Tak Ada Lapangan Bola untuk Perempuan
Perempuan di banyak negara dibatasi di ruang publik, dilarang main bola, memanjat, bahkan diasingkan dari tubuhnya sendiri.
Mumbra adalah kota pinggiran di India Barat bagian Maharashtra. Sebagai “ghetto Muslim”, karena selama bertahun-tahun populasinya didominasi penduduk Muslim, kota ini terbilang tak ramah bagi perempuan. Banyak anak dan remaja perempuan kesulitan mendapatkan izin dari orang tua atau saudara laki-laki mereka hanya untuk menghabiskan waktu di ruang publik, apalagi untuk berolahraga.
Lapangan bermain selalu diisi dengan laki-laki yang bermain kriket atau bermain bola, sedangkan perempuan cuma terlihat di pinggiran, mengamati atau sekadar lewat berjalan kaki.
“Kita jarang melihat perempuan memakai ruang publik seperti laki-laki untuk berolahraga. Kebanyakan perempuan bermain hanya di lingkungan profesional. Untuk anak dan remaja perempuan yang underprivileged, mendapatkan akses ke ruang publik untuk berolahraga itu susah,” kata Sabah Khan, salah satu inisiator Parcham.
Parcham sendiri merupakan aksi kolektif di mana gadis-gadis muda bisa bermain bola bersama dalam tim, yang isinya memang semua perempuan. Dengan mengajak anak dan remaja perempuan untuk main bola di lapangan bermain, Parcham mencoba merebut kembali ruang publik yang selama ini didominasi oleh laki-laki.
Enggak cuma itu, Parcham juga membantu anak dan remaja perempuan untuk mengklaim hak atas tubuh mereka sendiri. Tubuh yang selama ini selalu diberikan batas-batasan sosial sampai perempuan tidak mengenal tubuhnya sendiri. Tidak boleh main ini, tidak boleh melakukan itu, dan sederet aturan lain.
Parcham dipotret dengan apik dalam film dokumenter berdurasi 35 menit, Under the Open Sky (2018). Film tersebut diputar di ShamaBhav Travelling Film Festival yang diinisiasi Men Against Violence & Abuse (MAVA), dan diselenggarakan United Nations Population Fund (UNFPA) bersama Magdalene di Universitas Negeri Islam (UIN) Syarif Hidayatullah Jakarta, akhir Mei lalu.

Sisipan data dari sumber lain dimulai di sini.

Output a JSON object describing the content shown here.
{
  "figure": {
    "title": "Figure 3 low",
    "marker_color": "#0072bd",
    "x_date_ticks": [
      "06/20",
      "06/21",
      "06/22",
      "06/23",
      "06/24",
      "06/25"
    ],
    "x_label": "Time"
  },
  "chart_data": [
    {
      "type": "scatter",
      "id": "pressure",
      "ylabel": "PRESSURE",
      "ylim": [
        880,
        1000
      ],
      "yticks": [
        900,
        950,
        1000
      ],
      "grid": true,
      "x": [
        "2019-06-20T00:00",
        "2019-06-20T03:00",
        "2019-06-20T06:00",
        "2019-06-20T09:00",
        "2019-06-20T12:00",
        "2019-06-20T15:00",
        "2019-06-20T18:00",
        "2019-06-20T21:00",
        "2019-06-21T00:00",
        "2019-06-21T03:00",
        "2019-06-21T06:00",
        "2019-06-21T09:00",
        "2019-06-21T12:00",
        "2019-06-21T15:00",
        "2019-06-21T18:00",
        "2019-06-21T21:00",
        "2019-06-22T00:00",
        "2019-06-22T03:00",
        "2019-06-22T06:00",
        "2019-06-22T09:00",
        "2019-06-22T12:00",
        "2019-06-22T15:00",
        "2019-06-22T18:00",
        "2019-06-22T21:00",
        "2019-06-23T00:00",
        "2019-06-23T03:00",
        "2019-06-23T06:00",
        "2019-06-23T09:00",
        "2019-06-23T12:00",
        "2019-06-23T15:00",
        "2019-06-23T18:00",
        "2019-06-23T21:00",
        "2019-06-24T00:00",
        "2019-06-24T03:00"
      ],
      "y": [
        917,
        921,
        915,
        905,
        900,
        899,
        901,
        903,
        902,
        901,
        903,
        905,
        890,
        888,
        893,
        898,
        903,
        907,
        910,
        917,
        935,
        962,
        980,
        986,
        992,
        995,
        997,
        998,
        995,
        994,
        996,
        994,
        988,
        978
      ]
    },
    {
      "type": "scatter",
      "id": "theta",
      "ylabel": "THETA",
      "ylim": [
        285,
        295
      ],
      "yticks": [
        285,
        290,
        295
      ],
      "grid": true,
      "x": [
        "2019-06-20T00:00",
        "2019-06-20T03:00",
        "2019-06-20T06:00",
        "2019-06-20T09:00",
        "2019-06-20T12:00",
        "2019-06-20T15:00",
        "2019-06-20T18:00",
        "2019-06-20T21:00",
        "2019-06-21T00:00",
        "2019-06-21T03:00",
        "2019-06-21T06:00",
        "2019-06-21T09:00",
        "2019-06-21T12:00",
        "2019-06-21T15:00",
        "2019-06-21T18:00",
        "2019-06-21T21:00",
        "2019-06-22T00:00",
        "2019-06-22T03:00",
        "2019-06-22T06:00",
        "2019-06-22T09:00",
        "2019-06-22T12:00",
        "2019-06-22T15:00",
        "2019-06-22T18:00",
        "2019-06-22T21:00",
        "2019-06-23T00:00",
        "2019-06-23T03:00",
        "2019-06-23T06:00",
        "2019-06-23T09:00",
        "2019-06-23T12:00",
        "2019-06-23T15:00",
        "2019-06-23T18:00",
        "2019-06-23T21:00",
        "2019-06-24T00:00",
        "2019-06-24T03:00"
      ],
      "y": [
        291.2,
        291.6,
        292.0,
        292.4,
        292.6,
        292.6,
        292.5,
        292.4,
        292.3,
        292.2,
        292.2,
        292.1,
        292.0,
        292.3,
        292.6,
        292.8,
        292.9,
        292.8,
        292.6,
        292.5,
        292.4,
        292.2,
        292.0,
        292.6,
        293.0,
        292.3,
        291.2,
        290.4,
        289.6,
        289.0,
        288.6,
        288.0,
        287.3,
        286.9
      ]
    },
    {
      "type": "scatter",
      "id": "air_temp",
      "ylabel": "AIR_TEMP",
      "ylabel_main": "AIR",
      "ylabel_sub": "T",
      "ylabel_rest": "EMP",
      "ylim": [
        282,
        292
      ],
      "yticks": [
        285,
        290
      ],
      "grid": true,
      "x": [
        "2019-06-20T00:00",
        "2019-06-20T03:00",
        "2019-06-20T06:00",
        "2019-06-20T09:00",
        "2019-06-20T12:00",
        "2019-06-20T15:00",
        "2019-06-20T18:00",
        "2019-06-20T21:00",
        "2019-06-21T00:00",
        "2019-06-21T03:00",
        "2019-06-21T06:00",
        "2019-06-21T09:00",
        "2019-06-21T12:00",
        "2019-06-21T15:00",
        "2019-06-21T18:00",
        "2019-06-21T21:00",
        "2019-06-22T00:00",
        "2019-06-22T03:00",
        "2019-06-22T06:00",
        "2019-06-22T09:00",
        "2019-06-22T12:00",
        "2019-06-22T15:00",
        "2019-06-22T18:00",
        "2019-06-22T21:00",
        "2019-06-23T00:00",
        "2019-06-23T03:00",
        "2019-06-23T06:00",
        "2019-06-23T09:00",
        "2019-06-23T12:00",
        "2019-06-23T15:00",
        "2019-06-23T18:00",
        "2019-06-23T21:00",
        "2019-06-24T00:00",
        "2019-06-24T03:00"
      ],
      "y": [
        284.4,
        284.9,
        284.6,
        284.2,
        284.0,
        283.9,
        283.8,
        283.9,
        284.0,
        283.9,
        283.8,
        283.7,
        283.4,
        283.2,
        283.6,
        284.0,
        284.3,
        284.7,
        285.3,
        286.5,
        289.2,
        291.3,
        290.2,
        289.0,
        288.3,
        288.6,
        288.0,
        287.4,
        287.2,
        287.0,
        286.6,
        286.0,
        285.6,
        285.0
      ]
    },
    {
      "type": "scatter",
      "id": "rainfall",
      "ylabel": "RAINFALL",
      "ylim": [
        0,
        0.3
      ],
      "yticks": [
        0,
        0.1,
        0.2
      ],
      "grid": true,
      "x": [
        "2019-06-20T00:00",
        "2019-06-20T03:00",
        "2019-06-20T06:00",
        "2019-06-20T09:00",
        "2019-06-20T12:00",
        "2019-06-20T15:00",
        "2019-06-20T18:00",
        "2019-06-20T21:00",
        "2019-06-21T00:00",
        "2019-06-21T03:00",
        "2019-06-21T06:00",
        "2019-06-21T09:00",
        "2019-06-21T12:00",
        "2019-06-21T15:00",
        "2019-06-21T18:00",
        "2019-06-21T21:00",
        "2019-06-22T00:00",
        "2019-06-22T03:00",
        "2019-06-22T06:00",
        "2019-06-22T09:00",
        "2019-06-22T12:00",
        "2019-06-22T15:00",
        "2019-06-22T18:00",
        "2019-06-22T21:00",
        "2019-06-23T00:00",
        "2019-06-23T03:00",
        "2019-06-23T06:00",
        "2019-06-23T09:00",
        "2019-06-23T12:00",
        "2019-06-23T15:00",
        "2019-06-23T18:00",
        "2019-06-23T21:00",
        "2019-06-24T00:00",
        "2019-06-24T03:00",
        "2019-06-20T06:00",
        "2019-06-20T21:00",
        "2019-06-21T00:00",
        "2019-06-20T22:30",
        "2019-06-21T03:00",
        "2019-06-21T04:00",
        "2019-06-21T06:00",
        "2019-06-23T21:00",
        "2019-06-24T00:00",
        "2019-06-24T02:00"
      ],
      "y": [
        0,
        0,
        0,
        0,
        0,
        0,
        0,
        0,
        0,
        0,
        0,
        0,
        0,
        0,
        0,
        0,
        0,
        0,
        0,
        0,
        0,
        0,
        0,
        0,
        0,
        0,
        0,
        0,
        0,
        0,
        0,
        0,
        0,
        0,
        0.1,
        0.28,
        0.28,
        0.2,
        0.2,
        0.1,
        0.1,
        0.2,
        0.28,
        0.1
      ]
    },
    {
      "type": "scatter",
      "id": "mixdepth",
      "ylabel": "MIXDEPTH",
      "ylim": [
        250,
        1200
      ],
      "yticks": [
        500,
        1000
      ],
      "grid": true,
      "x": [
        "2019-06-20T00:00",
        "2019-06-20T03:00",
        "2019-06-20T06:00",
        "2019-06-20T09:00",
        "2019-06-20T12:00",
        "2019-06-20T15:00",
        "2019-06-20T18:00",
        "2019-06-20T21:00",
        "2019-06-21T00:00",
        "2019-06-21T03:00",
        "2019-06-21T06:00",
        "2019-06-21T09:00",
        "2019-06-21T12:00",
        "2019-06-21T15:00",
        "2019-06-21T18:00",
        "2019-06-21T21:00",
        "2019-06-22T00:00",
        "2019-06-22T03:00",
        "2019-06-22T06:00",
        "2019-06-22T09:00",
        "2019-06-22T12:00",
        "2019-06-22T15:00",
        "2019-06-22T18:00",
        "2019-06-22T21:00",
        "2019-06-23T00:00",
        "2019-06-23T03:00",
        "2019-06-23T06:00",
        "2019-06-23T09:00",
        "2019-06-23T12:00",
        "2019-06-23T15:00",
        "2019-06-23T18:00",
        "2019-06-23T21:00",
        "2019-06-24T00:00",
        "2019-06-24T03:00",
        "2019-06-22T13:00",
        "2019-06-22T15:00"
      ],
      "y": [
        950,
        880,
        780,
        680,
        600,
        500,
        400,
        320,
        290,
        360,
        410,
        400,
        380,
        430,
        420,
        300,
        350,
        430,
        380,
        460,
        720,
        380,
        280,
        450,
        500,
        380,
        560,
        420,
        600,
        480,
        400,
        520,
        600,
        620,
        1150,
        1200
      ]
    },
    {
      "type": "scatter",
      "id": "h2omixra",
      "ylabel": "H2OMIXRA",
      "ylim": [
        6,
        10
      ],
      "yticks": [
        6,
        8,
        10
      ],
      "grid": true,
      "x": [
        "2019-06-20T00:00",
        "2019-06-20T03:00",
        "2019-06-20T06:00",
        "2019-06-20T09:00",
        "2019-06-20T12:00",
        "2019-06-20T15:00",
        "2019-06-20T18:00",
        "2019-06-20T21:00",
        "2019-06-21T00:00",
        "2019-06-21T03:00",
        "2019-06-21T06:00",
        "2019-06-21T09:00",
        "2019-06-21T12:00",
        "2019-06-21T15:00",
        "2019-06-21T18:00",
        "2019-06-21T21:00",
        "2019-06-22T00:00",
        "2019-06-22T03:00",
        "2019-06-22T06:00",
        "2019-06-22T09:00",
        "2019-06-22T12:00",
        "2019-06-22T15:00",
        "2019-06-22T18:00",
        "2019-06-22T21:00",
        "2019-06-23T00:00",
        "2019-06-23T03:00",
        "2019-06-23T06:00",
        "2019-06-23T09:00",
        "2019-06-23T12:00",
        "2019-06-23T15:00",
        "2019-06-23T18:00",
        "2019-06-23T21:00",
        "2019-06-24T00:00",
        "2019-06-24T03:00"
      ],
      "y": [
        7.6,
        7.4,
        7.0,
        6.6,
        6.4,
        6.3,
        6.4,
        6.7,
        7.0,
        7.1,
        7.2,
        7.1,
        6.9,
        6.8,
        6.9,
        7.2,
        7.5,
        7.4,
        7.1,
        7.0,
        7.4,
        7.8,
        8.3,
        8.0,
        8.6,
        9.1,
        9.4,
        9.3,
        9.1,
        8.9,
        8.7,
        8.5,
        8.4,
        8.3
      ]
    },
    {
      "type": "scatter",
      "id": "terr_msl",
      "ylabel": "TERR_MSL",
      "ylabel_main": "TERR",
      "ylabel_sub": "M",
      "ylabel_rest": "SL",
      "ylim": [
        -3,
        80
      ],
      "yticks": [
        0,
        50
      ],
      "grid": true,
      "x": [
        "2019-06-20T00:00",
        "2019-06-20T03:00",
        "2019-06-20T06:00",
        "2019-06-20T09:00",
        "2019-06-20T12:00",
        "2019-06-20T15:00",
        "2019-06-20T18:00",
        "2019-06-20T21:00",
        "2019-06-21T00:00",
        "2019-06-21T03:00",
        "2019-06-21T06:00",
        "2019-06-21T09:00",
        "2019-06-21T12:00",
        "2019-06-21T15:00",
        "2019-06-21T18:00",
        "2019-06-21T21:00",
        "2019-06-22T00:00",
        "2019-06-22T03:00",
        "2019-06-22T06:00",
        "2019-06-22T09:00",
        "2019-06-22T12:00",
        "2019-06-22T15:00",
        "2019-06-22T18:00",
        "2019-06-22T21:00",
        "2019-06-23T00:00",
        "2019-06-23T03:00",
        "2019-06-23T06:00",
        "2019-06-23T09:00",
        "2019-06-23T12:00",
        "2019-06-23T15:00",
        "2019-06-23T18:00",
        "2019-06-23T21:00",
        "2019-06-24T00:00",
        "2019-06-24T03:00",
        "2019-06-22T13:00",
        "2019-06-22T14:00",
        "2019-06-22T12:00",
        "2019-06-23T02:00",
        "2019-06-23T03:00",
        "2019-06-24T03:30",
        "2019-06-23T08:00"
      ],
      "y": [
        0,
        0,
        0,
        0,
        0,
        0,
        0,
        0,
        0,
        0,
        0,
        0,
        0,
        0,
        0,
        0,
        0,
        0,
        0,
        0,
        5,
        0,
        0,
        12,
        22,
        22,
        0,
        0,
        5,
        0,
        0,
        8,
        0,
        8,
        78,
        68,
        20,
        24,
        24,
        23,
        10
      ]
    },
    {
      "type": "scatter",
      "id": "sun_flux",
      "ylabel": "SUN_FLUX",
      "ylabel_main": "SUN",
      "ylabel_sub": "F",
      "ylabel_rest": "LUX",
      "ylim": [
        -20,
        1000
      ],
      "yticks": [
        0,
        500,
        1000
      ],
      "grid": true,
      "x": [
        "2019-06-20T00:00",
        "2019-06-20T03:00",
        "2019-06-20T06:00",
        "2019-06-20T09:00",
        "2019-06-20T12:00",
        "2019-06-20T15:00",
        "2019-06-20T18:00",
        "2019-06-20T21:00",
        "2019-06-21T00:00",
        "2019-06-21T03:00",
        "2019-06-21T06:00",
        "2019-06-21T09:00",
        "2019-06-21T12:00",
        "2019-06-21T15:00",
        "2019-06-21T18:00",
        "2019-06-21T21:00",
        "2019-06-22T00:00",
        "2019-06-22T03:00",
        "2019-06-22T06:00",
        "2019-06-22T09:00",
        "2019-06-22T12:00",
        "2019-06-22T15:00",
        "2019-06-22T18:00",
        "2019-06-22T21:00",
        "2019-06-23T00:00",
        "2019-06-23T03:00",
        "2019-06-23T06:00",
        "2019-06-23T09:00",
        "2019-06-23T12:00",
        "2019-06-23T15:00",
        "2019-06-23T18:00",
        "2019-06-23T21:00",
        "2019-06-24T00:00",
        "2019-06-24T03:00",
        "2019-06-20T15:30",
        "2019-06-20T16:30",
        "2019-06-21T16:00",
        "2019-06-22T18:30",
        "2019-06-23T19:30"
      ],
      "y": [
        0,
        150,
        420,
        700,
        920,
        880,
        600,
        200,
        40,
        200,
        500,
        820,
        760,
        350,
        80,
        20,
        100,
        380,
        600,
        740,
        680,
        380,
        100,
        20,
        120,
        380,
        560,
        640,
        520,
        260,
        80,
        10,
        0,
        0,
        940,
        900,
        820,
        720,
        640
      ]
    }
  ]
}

Baca Juga: Catcalling dan Hak Perempuan Atas Ruang Publik
Ruang Publik yang Berdimensi Gender
Selama ini kita tahu, ruang publik bersifat universal dan milik semua orang, kata Stephen Carr, Mark Francis, Leanne G. Rivlin, Andrew M. Stone dalam Public Spaces (1998). Artinya, ruang publik harus bisa mempertimbangkan berbagai identitas, kelas, dan status sosial masyarakat tanpa kecuali, sehingga semua orang bisa menikmatinya.
Sayang, di lapangan kondisinya berbeda, ruang publik adalah milik lelaki saja. Enggak cuma di India, tapi juga belahan negara lainnya di dunia. Dikutip dari tulisan Playgrounds for all: Designing inclusive public spaces for girls and women in sports, sebesar 75 persen anggaran kota di Perancis dihabiskan untuk fasilitas publik yang sebagian besar digunakan oleh laki-laki.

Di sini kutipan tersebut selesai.